The prevailing thought in Washington is that it is the legitimate use of government to solve people’s problems and to smooth life’s road, to protect careless citizens from the consequences of their bad choices. Both parties buy into this mind-set. The Democrats want immediate submission; the Republicans are willing to wait a few years.

-The Voice of Raisin




  1. Phil Moody

    It has been said that as soon as Sanders is sworn in he will have the Dept of Agriculture begin to plant the trees that bear all the money that is needed to fund his programs. Maybe with even more BS he can grow enough money to cut taxes…

    Bernie never learned how to earn a buck until he was 40y/o, his first wife left him after she grew tired of living in poverty in a dirt floor shack. He had a child out of wedlock (consider the era), then entered congress $60K in debt. It is now reported that he is a millionaire. He needs to take the advice from our current politicians to line his pockets. If he knew something more about corruption and fraud he would have even more cash.

  2. Phil Moody

    Very well written.

  3. Andrei

    Question: is this article suggesting that if Sanders gets elected (which I doubt) his plan is to eventually become one of history’s greatest mass murderers? I must have missed the point, because if it’s that I’d be willing to bet a dollar it doesn’t happen. I’d also reasonably suggest that Goodman is beyond paranoid.

    • Andy, my friend. I am assuming that you are not in favor of a Sanders presidency. I assume that you are as alarmed – perhaps as amused – as I by his popularity among younger voters. So, I further assume that your comments are not in defense of Sanders, but an assertion that Goodman has overstated his case. In that vein, allow me to comment on your latest.
      I don’t believe Goodman is suggesting that a Sanders presidency would be despotic. But he is saying that the kind of government that Sanders is proposing – a social equalizer, an arbiter of who has and hasn’t a “fair share” of the national resources, a monitor of public debate, a censor of “improper” language, a punisher of “exploitive” corporations, a jailer of “speculators,” a destroyer of class distinctions – is the kind of government that leads to despotism in the long run.
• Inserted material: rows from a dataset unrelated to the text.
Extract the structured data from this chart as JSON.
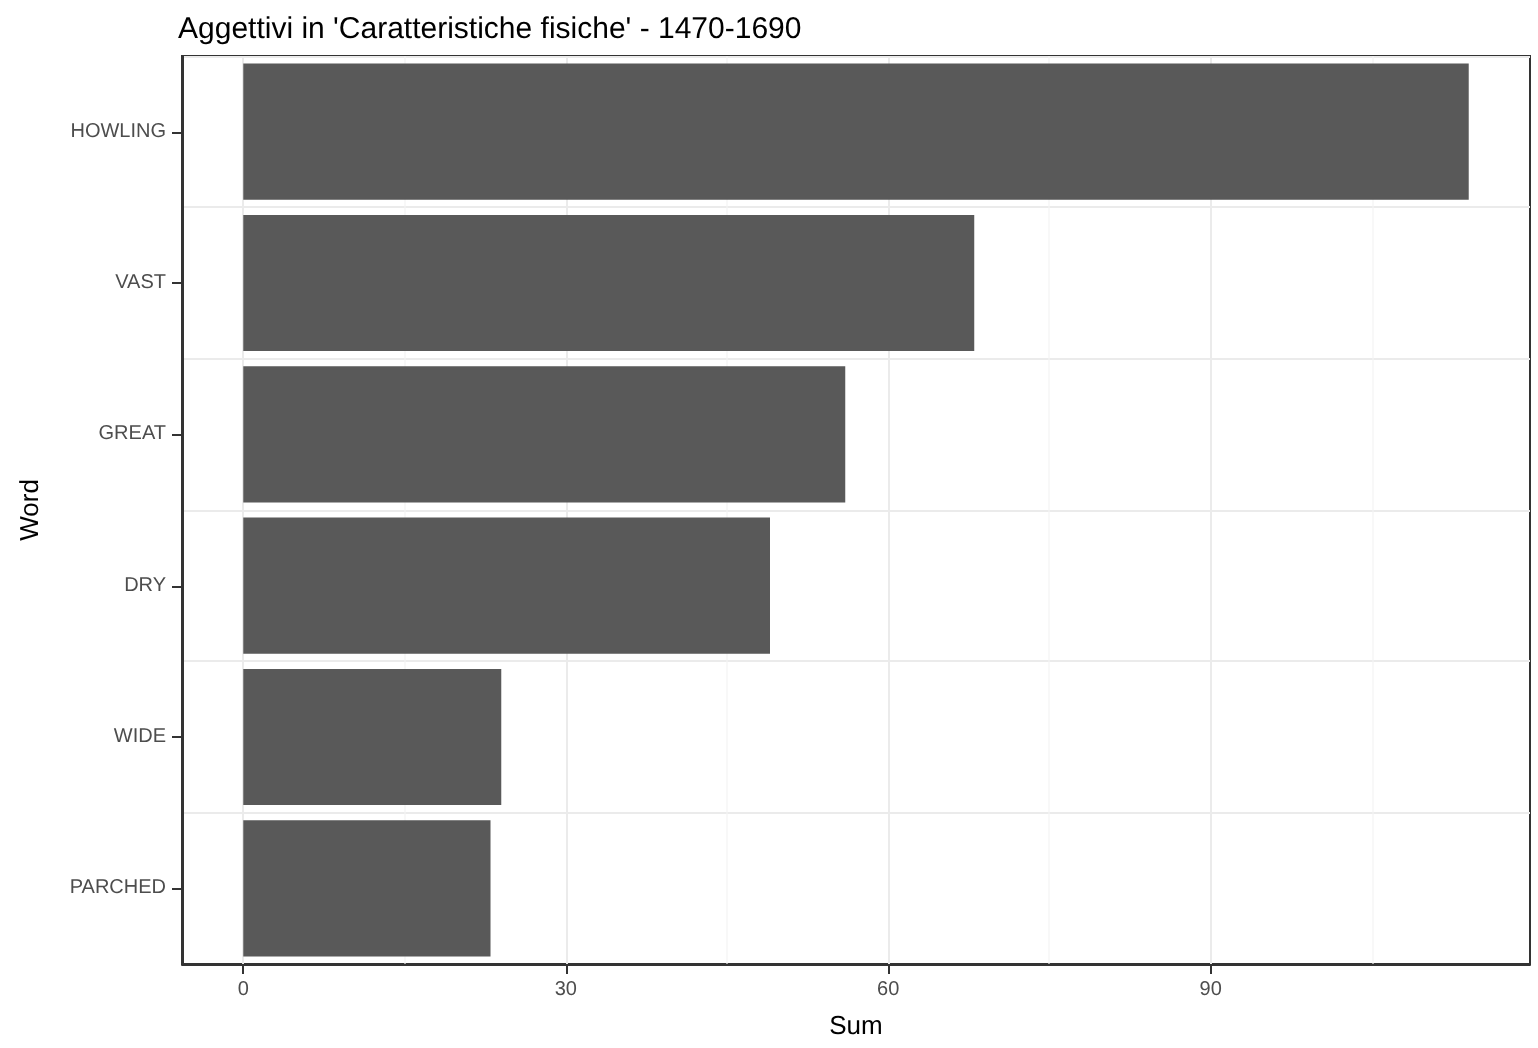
{
  "chart_data": {
    "type": "bar",
    "orientation": "horizontal",
    "title": "Aggettivi in 'Caratteristiche fisiche' - 1470-1690",
    "xlabel": "Sum",
    "ylabel": "Word",
    "categories": [
      "HOWLING",
      "VAST",
      "GREAT",
      "DRY",
      "WIDE",
      "PARCHED"
    ],
    "values": [
      114,
      68,
      56,
      49,
      24,
      23
    ],
    "color": "#595959",
    "xlim": [
      -5.7,
      119.7
    ],
    "xticks": [
      0,
      30,
      60,
      90
    ],
    "grid": true
  }
}
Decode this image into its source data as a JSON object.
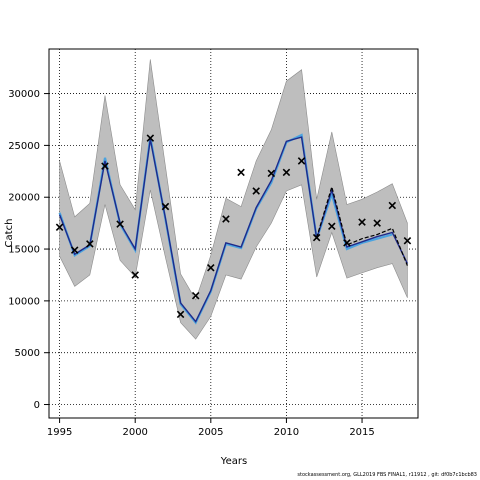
{
  "footer_text": "stockassessment.org, GLL2019 FBS FINAL1, r11912 , git: df0b7c1bcb83",
  "colors": {
    "band": "#bebebe",
    "band_edge": "#8c8c8c",
    "estimate": "#1f2a8a",
    "estimate_alt": "#4aa3e0",
    "retro": "#000000",
    "grid": "#000000",
    "observed": "#000000"
  },
  "chart_data": {
    "type": "line",
    "title": "",
    "xlabel": "Years",
    "ylabel": "Catch",
    "xlim": [
      1994.3,
      2018.7
    ],
    "ylim": [
      -1300,
      34300
    ],
    "xticks": [
      1995,
      2000,
      2005,
      2010,
      2015
    ],
    "yticks": [
      0,
      5000,
      10000,
      15000,
      20000,
      25000,
      30000
    ],
    "grid": "dotted",
    "x": [
      1995,
      1996,
      1997,
      1998,
      1999,
      2000,
      2001,
      2002,
      2003,
      2004,
      2005,
      2006,
      2007,
      2008,
      2009,
      2010,
      2011,
      2012,
      2013,
      2014,
      2015,
      2016,
      2017,
      2018
    ],
    "series": [
      {
        "role": "estimate",
        "values": [
          18300,
          14500,
          15400,
          23500,
          17500,
          15000,
          25600,
          18000,
          9800,
          8000,
          11000,
          15600,
          15200,
          19000,
          21600,
          25400,
          25800,
          16000,
          20700,
          15200,
          15700,
          16200,
          16600,
          13600
        ]
      },
      {
        "role": "estimate-alt",
        "values": [
          18500,
          14400,
          15300,
          23800,
          17400,
          14900,
          25800,
          17900,
          9700,
          7900,
          10900,
          15500,
          15100,
          18900,
          21400,
          25300,
          26000,
          16000,
          20300,
          15000,
          15600,
          16000,
          16400,
          null
        ]
      },
      {
        "role": "retrospective",
        "values": [
          null,
          null,
          null,
          null,
          null,
          null,
          null,
          null,
          null,
          null,
          null,
          null,
          null,
          null,
          null,
          null,
          null,
          16100,
          21000,
          15400,
          16000,
          16400,
          17000,
          13400
        ]
      },
      {
        "role": "ci-lower",
        "values": [
          14300,
          11400,
          12500,
          19300,
          13900,
          12300,
          20700,
          14200,
          7900,
          6300,
          8500,
          12500,
          12100,
          15200,
          17500,
          20600,
          21200,
          12300,
          16600,
          12200,
          12700,
          13200,
          13600,
          10300
        ]
      },
      {
        "role": "ci-upper",
        "values": [
          23500,
          18100,
          19400,
          29800,
          21200,
          18800,
          33300,
          23000,
          12600,
          10100,
          14400,
          19900,
          19100,
          23500,
          26500,
          31200,
          32300,
          19800,
          26300,
          19300,
          19800,
          20500,
          21300,
          17500
        ]
      },
      {
        "role": "observed",
        "values": [
          17100,
          14900,
          15500,
          23000,
          17400,
          12500,
          25700,
          19100,
          8700,
          10500,
          13200,
          17900,
          22400,
          20600,
          22300,
          22400,
          23500,
          16100,
          17200,
          15600,
          17600,
          17500,
          19200,
          15800
        ]
      }
    ]
  }
}
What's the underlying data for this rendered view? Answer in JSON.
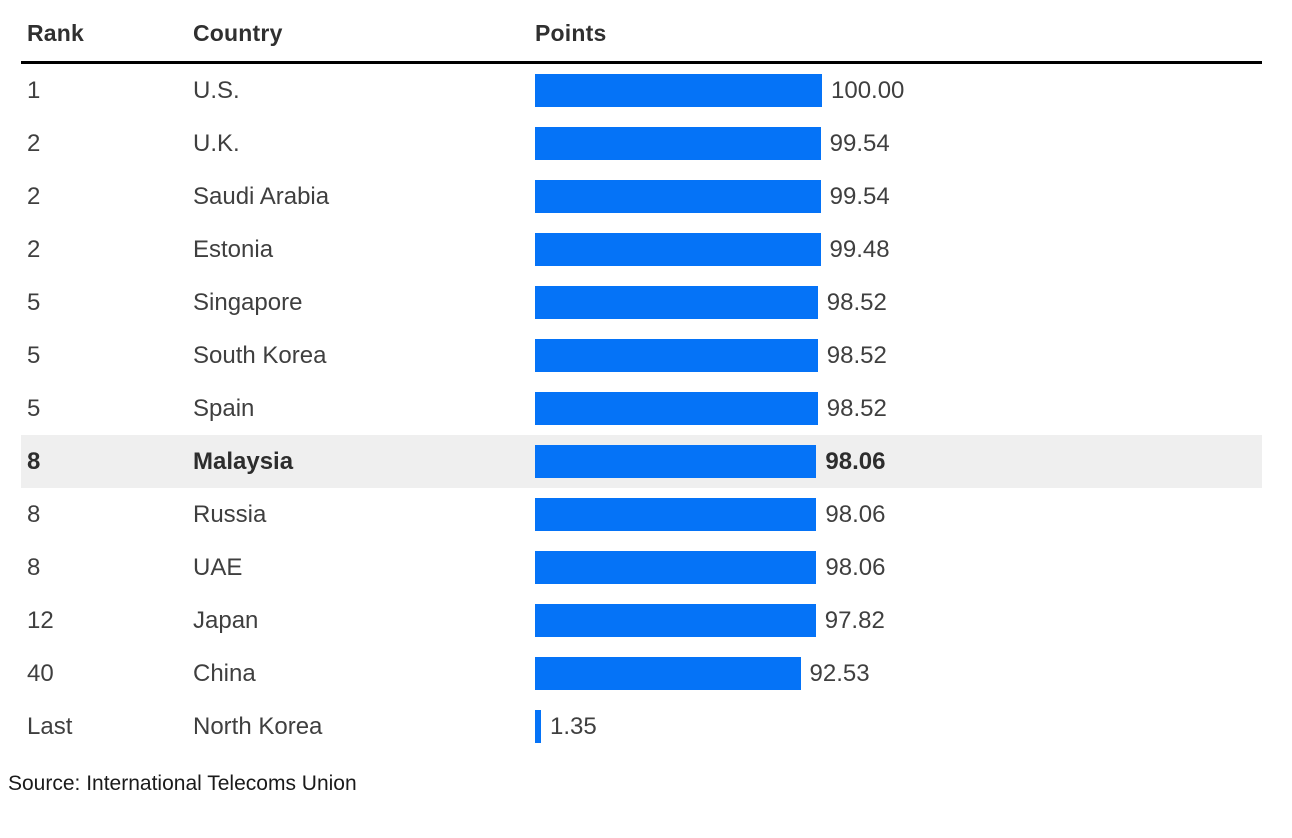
{
  "header": {
    "rank_label": "Rank",
    "country_label": "Country",
    "points_label": "Points"
  },
  "source": "Source: International Telecoms Union",
  "colors": {
    "bar_blue": "#0573f7",
    "highlight_row_bg": "#efefef",
    "header_rule_black": "#000000",
    "body_text": "#3f3f3f"
  },
  "chart_data": {
    "type": "bar",
    "orientation": "horizontal",
    "columns": [
      "Rank",
      "Country",
      "Points"
    ],
    "value_range": [
      0,
      100
    ],
    "value_format": "2-decimals",
    "highlighted_country": "Malaysia",
    "source_note": "Source: International Telecoms Union",
    "rows": [
      {
        "rank": "1",
        "country": "U.S.",
        "points": 100.0,
        "highlighted": false
      },
      {
        "rank": "2",
        "country": "U.K.",
        "points": 99.54,
        "highlighted": false
      },
      {
        "rank": "2",
        "country": "Saudi Arabia",
        "points": 99.54,
        "highlighted": false
      },
      {
        "rank": "2",
        "country": "Estonia",
        "points": 99.48,
        "highlighted": false
      },
      {
        "rank": "5",
        "country": "Singapore",
        "points": 98.52,
        "highlighted": false
      },
      {
        "rank": "5",
        "country": "South Korea",
        "points": 98.52,
        "highlighted": false
      },
      {
        "rank": "5",
        "country": "Spain",
        "points": 98.52,
        "highlighted": false
      },
      {
        "rank": "8",
        "country": "Malaysia",
        "points": 98.06,
        "highlighted": true
      },
      {
        "rank": "8",
        "country": "Russia",
        "points": 98.06,
        "highlighted": false
      },
      {
        "rank": "8",
        "country": "UAE",
        "points": 98.06,
        "highlighted": false
      },
      {
        "rank": "12",
        "country": "Japan",
        "points": 97.82,
        "highlighted": false
      },
      {
        "rank": "40",
        "country": "China",
        "points": 92.53,
        "highlighted": false
      },
      {
        "rank": "Last",
        "country": "North Korea",
        "points": 1.35,
        "highlighted": false
      }
    ]
  }
}
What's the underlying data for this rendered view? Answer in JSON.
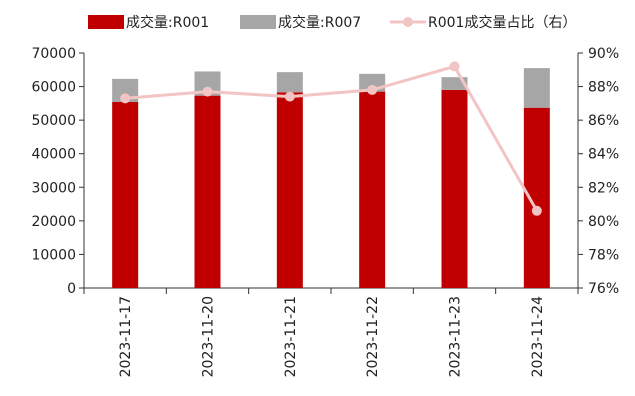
{
  "chart_data": {
    "type": "bar",
    "stacked": true,
    "categories": [
      "2023-11-17",
      "2023-11-20",
      "2023-11-21",
      "2023-11-22",
      "2023-11-23",
      "2023-11-24"
    ],
    "series": [
      {
        "name": "成交量:R001",
        "axis": "left",
        "color": "#C00000",
        "values": [
          55400,
          57300,
          58300,
          58500,
          59000,
          53700
        ]
      },
      {
        "name": "成交量:R007",
        "axis": "left",
        "color": "#A6A6A6",
        "values": [
          6900,
          7200,
          6000,
          5300,
          3800,
          11800
        ]
      },
      {
        "name": "R001成交量占比（右）",
        "type": "line",
        "axis": "right",
        "color": "#F2C4C4",
        "values": [
          87.3,
          87.7,
          87.4,
          87.8,
          89.2,
          80.6
        ]
      }
    ],
    "y_left": {
      "min": 0,
      "max": 70000,
      "ticks": [
        0,
        10000,
        20000,
        30000,
        40000,
        50000,
        60000,
        70000
      ]
    },
    "y_right": {
      "min": 76,
      "max": 90,
      "ticks": [
        "76%",
        "78%",
        "80%",
        "82%",
        "84%",
        "86%",
        "88%",
        "90%"
      ]
    },
    "legend_position": "top",
    "grid": false
  }
}
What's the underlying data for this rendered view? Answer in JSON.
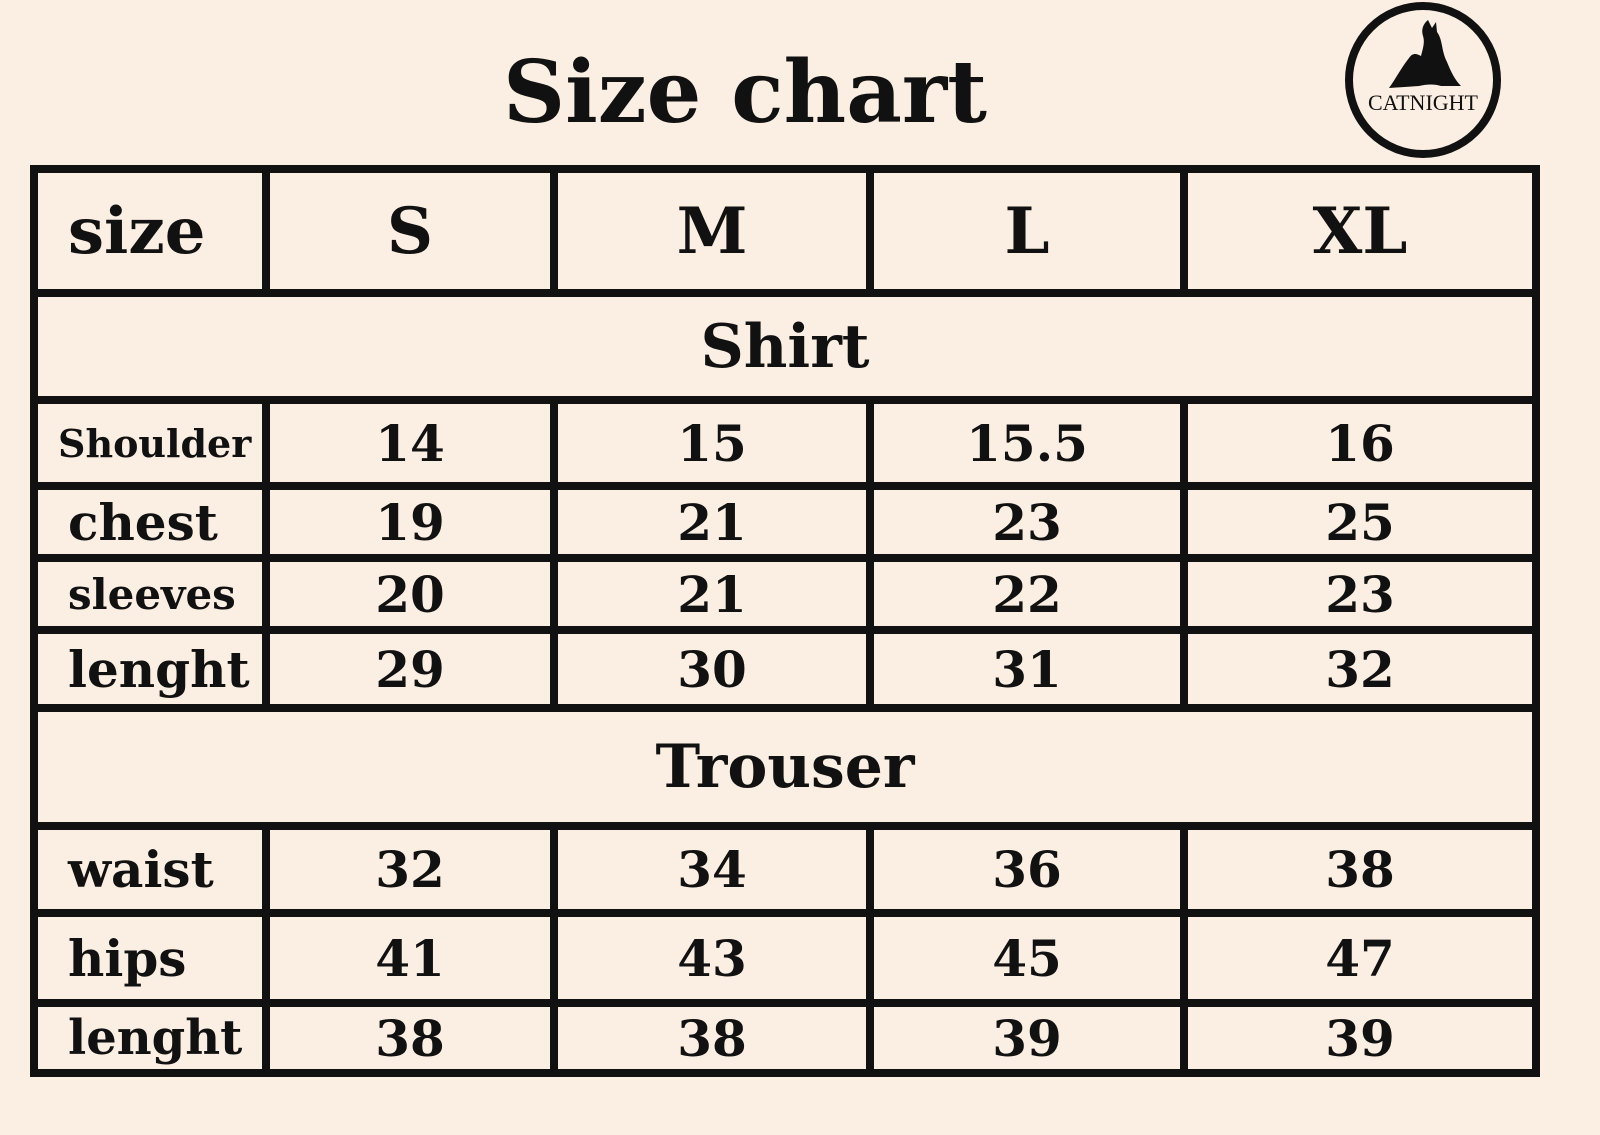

Sanders employs exactly the same rhetoric of class warfare that is used by all Marxists. The American style of freedom would be impossible under the kind of government that Sanders prefers.
      Read Sanders’ writing, examine his political choices, listen to his speeches. He is a proud Marxist, though it is not, at the moment, politically prudent to say so out loud. He has spoken fondly of the Castro brothers and the Russian government, he has metaphorically tongue-kissed Hugo Chavez, and he has done so proudly and publicly.
      Sanders seems to have no understanding of, or appreciation for free markets. He is a full-throated proselytizer of a Marxian redistributionist government, which he advocates in nearly every stump speech. His political opponents are not wrong, they are maliciously wrong, prostitutes of the Wall St. titans. Well, he has that in common with all Progressives.
      Do I think Sanders wants to be another Mao? No. But he is typical of leftist idealists who are unable to escape their morally superior self-image and see the reality of what their naïve Marxist ideology has led to in every place it has been tried.

      As an aside: This may be the year when America either implodes or barely escapes at the last possible moment. The vicious divisiveness of people like Harry Reid, Charles Schumer, and (well, you know the cast), and the demand by hitherto voiceless conservatives for push-back, has brought us to this bizarre moment in history with the two oddest and scariest presidential contenders well ahead in the polls. The stakes couldn’t be higher.
      I know you are less concerned than I, but I don’t see much to be cheery about.
      Thanks for your comments; I always appreciate hearing your take on things.


  4. Phil Moody

    Andy, with Peter I agree that Sanders is not a mortal risk. Still, I have at least 1K reasons to be left alone. I doubt that we will enter the “blades of grass” theory as warned by a gentle Japanese Admiral, or the celebration of another 1812, but I’ll pack a nice lunch. The pivot point of this election is too sharp to be noticed by 99.999999% of the population.